768.2 Women in the streets and affections: Revisiting the debate on the “affective turn” in feminist theory

Saturday, August 4, 2012: 4:25 PM
Faculty of Economics, TBA
Oral Presentation
Rosimeire SILVA , Centre for Social Studies, University of Coimbra, Coimbra, Portugal
The feminist practices have contributed, throughout its history, to destabilize categories unquestioned by modern science. The various forms of oppression as well as the diversity of struggles, spaces, and ways of creating these women, their multiple affiliations and silences to which they were relegated to serve as a catalyst for the emergence of a new body of theory that questioned, through the living experience, universalism, essentialism and Eurocentrism. Studies in the political culture of the emotions were written with depth and rigor and the patriarchal structures of modern science were put in check by intense debate. However, it seems to us that even after several advances and the underlining of a complex theoretical framework, the question of objectivity and, therefore, the idea of a supporting reason; even as they appear to be revised and reinterpreted, continue to be rejected by the studies presently named “affective turn”. “The” modernity was questioned, but not the modern practices that persist on informing our speeches. The affective turn, despite being critically striking the deal with the inherited conceptions of modernity, fails by not proposing its transformation.

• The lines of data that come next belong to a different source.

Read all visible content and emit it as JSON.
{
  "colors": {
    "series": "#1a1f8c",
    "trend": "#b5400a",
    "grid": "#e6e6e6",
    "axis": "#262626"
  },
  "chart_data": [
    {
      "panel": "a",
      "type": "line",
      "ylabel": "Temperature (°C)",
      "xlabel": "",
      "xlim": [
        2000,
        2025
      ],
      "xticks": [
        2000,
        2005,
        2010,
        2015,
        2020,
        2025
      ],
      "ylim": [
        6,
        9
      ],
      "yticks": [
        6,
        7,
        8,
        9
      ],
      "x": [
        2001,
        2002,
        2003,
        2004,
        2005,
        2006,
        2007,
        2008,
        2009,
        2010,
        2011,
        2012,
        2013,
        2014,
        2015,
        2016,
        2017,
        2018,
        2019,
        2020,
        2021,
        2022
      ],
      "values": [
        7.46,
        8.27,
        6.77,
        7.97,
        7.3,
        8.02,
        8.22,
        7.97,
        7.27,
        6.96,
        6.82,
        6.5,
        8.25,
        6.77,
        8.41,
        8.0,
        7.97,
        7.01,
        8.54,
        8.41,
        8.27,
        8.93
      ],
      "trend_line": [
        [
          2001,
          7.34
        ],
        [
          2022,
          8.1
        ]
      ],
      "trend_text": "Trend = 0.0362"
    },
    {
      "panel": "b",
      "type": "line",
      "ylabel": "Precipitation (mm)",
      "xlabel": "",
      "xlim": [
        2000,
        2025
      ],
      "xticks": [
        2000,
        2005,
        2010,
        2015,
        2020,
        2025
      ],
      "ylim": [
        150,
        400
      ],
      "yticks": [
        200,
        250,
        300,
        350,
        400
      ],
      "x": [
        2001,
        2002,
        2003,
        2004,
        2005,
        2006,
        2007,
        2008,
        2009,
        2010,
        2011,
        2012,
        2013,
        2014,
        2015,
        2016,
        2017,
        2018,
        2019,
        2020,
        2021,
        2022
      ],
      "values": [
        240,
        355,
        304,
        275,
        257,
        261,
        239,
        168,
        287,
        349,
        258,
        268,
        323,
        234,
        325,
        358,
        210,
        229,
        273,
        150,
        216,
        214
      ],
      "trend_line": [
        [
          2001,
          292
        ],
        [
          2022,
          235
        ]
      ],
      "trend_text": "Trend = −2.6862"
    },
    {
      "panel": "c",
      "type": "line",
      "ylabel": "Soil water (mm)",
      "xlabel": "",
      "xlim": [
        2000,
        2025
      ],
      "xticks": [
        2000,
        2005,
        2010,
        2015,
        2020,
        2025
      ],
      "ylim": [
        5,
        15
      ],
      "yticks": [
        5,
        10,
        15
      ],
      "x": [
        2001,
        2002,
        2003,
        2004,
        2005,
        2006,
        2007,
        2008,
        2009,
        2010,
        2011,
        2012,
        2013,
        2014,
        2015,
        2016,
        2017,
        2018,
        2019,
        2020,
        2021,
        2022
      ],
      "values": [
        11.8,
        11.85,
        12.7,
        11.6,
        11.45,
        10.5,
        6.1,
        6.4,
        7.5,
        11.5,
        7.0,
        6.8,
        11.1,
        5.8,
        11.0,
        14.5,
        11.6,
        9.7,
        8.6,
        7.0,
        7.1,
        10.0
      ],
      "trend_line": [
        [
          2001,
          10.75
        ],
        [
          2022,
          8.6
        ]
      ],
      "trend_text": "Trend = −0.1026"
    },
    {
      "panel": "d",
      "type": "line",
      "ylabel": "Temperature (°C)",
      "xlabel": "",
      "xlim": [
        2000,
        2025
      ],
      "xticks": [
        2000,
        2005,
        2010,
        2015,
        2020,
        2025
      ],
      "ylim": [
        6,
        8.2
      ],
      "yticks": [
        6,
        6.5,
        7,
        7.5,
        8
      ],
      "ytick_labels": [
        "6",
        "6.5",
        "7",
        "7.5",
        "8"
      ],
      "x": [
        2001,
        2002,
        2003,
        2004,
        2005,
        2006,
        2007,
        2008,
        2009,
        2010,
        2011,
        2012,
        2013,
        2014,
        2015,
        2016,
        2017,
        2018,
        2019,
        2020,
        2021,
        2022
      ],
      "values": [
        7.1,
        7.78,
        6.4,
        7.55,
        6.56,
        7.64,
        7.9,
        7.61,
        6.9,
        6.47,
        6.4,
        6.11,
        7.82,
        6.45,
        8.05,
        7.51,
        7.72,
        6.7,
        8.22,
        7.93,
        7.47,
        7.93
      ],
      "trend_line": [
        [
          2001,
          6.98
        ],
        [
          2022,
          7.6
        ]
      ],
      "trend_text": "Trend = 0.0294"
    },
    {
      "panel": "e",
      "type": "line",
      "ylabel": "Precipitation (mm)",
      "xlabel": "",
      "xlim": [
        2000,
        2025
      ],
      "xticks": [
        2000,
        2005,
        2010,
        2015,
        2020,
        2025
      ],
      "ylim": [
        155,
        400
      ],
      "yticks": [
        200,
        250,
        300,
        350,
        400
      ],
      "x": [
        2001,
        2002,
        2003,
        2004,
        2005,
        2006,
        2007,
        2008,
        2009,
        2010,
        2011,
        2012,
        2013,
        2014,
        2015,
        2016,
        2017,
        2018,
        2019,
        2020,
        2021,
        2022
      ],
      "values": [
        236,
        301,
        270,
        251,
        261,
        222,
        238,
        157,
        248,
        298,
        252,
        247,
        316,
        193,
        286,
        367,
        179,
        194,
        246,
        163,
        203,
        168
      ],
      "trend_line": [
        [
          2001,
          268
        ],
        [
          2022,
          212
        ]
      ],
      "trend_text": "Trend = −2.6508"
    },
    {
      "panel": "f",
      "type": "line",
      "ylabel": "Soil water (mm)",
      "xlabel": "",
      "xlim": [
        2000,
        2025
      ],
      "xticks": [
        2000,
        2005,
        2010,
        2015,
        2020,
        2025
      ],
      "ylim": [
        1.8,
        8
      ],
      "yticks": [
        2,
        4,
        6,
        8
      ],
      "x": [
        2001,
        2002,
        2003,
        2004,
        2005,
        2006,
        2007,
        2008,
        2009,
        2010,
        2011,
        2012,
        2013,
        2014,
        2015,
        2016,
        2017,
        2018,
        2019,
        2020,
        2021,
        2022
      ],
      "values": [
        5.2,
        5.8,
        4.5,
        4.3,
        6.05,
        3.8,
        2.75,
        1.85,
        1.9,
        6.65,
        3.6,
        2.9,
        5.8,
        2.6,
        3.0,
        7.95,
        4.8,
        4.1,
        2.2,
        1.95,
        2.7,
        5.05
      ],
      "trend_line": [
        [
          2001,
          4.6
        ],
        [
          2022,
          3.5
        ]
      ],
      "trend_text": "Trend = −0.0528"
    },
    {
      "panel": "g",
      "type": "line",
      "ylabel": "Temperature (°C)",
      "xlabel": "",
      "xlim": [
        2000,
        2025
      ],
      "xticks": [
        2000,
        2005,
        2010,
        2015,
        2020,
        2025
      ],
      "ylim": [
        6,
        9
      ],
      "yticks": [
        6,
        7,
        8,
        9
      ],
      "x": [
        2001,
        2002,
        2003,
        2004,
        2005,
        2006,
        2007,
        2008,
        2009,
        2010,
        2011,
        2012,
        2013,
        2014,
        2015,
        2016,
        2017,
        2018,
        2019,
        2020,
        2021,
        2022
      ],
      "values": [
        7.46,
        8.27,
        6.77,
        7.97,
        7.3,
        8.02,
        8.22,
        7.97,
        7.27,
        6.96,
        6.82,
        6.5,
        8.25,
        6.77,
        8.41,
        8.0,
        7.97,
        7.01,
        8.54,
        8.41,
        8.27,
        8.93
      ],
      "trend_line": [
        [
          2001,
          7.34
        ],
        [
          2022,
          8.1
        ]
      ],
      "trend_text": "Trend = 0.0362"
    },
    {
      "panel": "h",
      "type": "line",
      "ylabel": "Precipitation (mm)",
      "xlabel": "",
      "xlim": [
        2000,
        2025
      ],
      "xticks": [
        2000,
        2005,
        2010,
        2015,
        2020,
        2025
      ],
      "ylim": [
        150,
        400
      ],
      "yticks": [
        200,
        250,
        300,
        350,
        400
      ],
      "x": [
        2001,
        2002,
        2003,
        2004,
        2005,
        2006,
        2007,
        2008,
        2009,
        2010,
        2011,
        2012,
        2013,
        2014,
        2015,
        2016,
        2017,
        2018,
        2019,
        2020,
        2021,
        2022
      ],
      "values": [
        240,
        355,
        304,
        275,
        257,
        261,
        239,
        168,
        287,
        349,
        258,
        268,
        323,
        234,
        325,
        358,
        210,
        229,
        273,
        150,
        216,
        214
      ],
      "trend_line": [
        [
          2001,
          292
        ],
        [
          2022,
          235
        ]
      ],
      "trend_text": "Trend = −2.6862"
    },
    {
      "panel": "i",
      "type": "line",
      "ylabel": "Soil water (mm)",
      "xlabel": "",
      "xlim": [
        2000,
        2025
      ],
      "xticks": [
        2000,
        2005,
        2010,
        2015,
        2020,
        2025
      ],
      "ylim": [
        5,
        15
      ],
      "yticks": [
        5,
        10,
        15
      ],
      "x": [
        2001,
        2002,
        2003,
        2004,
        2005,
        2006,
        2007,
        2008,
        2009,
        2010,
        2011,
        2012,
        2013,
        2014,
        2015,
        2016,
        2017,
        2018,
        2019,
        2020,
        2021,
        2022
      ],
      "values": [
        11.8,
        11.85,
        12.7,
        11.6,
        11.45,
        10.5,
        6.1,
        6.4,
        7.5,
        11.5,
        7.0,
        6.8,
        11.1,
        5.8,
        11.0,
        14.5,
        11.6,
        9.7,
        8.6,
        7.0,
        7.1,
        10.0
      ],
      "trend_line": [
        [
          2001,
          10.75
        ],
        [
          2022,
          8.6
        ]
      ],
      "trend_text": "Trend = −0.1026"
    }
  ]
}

Thus, the aim of our paper is, through a discussion to dialogue with recent studies that represent the “affective turn” in feminist theory, a proposal to recover the affections of the political philosophy of Baruch Spinoza, while arguing about the need for overcoming the modern legacy and to release our practices and policies from the yoke of “objectivity”. Therefore, we propose the (re)meeting of Spinoza’s philosophy and feminist theory with the struggles of these women, leaders of a movement of people in the Brazilian streets, where the affections are already commonly understood as continuous variations of our ability to exist and as a place to expand our power of action in the world, living, thinking and feeling, inseparably.